Reality is changing before our eyes. What was once the realm of science fantasy is now viewed with nonchalant boredom. Computer-aided design has become a fixture and people are slowly getting their heads around the possibilities of rapid prototyping or 3D printing. But what of the digital prototype, inhabiting a virtual space beyond the mere render or digital drawing?
Buying a kitchen at Ikea, a trainer from Nike or a hatchback from Fiat, you now have the ability to twirl through various visualisations online. Mydeco.com even allows you to try out furniture from different manufacturers in a virtual 3D space of your own design, or just create fantasy interiors. It’s ‘the final battle of democratic design’ that will ‘kill the last trace of elitism’, according to Philippe Starck, who is on the board of Mydeco.
The same software enabling these ‘consumer’ digital prototypes also powers the considerably more sophisticated virtual or digital prototypes that are rapidly taking hold in the processes of professional design. Here are the contrasting views of a designer, a software manufacturer and a design educator on their impact
THE SOFTWARE MANUFACTURER
Autodesk is one of the software manufacturers that is heavily promoting digital prototyping, but Richard Blatcher, head of manufacturing marketing Northern Europe, is careful not to overstate the case. ‘We are not saying you never need physical models – you have to be able to feel and look at a model. What we are saying is that you can reduce the number of physical models you make, and allow designers to be more innovative and see at an earlier stage what is viable,’ he says.
While he accepts the origins of digital prototyping are in engineering and automotive design, Blatcher suggests it is increasingly commonplace in fields as diverse as film, gaming, architecture and even grapics and advertising.
A digital prototype can also be transferred from one design discipline to another and even to advertising, he points out. Saving costs and bypassing the annoying imperfect reality, it is now possible to ‘photograph’ the virtual object, using digital data. The packaging designer can simply pass a file to the designer at the advertising agency or at a specialist post-production house, such as Saddington & Baines, for a digital photoshoot, where not only the capture, but the object itself is digital. ‘They can translate the feel and emotion of a scene by looking at the digital information from a photographer’s point of view,’ he says. and potential.
‘What has been happening is a conceptual shift,’ says Dale Harrow, professor of vehicle design and department head at the Royal College of Art. ‘There’s a move from having a static model in clay or glass fibre to creating a digital model. The days of them being clunky and crude are over – the packages are so subtle these days that the digital images can be very beautiful.’
He’s witnessing a generation of designers emerge for whom digital prototypes are the norm. ‘These can be dropped into another 3D environment such as Second Life, where they can be made to exist in a virtual world. We even see people designing digital products for that community,’ he says. Copyright issues can also require the design of virtual products – for instance, in video games when it is not possible to use actual cars.

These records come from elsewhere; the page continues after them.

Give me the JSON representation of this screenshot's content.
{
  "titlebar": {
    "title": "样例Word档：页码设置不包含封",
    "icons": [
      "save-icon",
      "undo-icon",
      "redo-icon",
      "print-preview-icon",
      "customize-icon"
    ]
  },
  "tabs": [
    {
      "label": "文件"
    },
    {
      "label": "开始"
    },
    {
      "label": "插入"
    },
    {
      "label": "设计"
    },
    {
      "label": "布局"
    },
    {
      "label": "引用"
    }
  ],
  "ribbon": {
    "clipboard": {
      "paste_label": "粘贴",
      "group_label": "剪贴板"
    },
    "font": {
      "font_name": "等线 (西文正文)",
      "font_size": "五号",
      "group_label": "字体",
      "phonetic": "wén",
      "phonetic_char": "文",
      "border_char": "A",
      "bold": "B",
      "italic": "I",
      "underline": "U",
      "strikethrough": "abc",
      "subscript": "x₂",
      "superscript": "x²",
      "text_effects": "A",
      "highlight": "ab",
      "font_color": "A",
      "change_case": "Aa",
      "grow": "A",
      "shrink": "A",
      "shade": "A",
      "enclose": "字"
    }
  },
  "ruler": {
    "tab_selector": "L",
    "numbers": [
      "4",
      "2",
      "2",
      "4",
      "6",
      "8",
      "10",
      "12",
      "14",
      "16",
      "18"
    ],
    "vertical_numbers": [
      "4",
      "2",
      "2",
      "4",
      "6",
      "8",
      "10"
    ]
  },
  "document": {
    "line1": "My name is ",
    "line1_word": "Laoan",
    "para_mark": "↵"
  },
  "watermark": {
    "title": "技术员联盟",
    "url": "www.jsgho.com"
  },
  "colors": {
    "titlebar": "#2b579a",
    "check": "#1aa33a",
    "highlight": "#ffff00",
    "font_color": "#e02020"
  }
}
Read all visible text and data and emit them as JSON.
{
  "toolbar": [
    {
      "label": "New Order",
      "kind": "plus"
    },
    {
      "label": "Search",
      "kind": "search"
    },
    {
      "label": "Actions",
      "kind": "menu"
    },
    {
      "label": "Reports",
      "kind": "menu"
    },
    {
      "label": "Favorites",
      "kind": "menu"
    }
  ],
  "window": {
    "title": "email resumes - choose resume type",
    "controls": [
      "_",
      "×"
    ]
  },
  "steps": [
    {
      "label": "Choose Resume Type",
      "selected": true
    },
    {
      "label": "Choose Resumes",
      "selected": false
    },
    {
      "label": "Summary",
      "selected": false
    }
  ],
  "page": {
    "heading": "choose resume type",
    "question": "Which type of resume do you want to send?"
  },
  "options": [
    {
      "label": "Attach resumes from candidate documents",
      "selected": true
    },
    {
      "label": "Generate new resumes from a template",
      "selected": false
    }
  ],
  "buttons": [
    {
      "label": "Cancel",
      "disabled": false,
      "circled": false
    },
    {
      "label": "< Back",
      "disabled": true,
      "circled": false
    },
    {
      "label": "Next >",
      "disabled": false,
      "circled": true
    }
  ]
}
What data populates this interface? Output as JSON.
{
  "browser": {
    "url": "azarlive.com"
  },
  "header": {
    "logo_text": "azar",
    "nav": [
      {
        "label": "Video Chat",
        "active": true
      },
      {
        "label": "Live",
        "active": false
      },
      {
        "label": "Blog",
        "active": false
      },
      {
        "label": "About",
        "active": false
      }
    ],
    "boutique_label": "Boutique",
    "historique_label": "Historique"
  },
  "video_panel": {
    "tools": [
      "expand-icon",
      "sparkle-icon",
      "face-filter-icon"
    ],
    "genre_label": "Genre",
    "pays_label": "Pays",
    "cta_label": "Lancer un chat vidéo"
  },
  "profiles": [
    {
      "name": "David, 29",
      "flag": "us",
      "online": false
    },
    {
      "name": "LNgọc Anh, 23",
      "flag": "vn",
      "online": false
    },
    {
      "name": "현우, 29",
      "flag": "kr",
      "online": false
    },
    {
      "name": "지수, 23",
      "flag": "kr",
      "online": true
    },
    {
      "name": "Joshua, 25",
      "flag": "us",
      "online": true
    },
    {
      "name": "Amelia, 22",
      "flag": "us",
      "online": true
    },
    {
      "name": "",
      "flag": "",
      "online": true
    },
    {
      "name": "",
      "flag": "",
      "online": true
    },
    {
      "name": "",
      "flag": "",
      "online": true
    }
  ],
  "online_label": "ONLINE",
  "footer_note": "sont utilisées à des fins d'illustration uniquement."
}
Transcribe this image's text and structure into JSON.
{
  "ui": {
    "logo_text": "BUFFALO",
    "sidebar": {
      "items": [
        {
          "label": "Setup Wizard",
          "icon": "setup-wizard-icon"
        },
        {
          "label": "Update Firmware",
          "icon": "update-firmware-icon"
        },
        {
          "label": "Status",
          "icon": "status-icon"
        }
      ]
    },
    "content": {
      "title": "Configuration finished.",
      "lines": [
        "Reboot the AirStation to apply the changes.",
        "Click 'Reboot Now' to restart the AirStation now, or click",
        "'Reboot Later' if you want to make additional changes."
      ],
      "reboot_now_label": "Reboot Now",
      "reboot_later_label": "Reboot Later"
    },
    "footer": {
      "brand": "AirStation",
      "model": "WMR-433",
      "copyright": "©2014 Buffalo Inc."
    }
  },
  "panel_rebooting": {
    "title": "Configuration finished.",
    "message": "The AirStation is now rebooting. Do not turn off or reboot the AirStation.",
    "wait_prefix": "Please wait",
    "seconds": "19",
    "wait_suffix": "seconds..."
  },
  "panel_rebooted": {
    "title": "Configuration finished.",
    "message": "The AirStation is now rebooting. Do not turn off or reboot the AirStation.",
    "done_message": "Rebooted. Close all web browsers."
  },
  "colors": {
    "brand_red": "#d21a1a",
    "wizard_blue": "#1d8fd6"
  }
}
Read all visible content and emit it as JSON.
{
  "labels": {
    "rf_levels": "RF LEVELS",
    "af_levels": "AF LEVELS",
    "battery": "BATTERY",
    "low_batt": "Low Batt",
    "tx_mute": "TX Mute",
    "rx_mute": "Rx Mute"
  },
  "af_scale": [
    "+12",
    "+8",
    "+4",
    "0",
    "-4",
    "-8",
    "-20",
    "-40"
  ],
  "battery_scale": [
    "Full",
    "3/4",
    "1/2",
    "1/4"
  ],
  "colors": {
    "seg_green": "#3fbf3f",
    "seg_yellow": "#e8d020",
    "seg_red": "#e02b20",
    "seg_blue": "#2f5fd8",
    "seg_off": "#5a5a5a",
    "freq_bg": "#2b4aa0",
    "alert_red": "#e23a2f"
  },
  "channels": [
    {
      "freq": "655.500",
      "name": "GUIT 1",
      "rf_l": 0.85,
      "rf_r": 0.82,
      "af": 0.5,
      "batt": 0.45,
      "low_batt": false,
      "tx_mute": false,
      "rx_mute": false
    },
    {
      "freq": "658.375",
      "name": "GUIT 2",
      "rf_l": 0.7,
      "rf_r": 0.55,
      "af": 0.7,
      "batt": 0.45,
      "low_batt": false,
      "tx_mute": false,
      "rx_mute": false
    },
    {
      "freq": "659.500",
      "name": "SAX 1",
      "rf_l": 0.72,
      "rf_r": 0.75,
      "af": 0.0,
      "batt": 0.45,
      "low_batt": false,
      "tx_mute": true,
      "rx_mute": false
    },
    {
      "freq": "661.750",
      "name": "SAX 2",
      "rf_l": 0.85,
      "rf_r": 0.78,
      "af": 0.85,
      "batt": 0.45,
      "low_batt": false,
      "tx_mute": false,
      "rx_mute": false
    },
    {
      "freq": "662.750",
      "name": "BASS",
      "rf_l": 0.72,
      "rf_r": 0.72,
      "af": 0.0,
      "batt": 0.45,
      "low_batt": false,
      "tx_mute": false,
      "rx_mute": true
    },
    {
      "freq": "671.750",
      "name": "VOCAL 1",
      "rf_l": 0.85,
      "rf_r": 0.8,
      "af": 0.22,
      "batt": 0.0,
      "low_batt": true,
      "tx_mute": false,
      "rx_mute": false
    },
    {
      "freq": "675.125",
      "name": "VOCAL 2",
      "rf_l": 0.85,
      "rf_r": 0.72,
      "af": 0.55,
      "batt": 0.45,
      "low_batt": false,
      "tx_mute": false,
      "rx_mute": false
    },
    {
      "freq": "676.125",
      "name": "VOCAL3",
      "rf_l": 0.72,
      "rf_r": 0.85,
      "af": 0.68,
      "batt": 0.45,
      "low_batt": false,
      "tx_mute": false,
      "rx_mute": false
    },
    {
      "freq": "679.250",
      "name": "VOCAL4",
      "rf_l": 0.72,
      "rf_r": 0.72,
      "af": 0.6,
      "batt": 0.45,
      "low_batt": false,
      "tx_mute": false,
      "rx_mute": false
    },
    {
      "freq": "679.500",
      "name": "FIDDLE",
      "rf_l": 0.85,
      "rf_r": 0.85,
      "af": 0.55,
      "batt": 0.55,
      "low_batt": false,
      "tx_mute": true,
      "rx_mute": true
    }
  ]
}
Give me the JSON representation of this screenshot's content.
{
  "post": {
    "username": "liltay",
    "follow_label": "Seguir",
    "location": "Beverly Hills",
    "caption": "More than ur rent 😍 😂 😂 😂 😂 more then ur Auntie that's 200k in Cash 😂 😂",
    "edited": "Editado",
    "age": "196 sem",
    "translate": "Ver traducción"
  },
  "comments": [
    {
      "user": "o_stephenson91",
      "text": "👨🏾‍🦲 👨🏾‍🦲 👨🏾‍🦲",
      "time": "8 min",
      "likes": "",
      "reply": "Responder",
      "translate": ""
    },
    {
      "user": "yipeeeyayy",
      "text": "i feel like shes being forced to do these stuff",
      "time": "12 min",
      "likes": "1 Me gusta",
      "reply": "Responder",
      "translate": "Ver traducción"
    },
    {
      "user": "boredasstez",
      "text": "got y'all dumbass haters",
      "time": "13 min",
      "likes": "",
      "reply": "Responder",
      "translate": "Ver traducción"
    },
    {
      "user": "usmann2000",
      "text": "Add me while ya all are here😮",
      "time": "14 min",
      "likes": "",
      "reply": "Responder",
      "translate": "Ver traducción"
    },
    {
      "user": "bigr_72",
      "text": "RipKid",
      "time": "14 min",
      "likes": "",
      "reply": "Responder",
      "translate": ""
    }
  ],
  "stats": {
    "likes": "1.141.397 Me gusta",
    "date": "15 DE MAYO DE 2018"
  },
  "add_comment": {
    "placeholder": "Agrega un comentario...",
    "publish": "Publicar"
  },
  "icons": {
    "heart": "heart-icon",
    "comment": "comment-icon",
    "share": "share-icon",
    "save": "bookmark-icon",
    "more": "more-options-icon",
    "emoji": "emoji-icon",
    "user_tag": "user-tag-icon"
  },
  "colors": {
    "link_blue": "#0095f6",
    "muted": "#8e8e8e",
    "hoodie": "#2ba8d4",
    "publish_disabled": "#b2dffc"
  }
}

And sometimes that virtual world comes back into the real world in surprising ways, Harrow points out, citing Nissan which ‘virtually’ launched two cars, the 370Z and GT-R in computer games well before they were seen publicly in the flesh.
While the majority of students want a traditional career, an increasing minority consider using their skills in film or other fields, as the digital skill sets converge. But digital prototypes are not yet totally accepted in industry. ‘What we are seeing is often that the physical model is required only for the older generation,’ says Harrow. ‘It’s often said that a board of directors would never sign something off without a physical model.’
THE LIGHTING DESIGNER
Digital prototyping may have obvious applications in product design, but when it comes to something less tangible, such as lighting design, its benefits are less clear. Mark Major, a director of lighting consultancy Speirs and Major Associates, is a digital modelling sceptic.
‘The results are very approximate, so it is something we largely use for ourselves,’ he says. ‘When we show the results to clients, it is always with a very clear caveat. I compare it to the architect’s white-card model, which no one expects to look like the final thing. We would also use Photoshop, words or sketches or commission high-quality renders.’
Speirs and Major uses a basic package (Relux), as Major believes the very sophisticated programmes available require too much time and resources. ‘They can be a waste of money as the incredible photorealistic detail depends on all other aspects being decided, something that doesn’t happen in the real world. If we said to architects halfway through the project that we needed to know the exact finish on the floor, the level of polish etc, they would look at us as though we were mad,’ he says.
Major also worries that the experience and imaginative ability of the designer will be sidelined, and lighting designs will be implemented that look great on screen but disappoint in reality. While his design team spend most of their time sitting in front of computer screens, he says ‘the time they spend with a physical model, shining light on it from different angles and so on, will teach them much more’.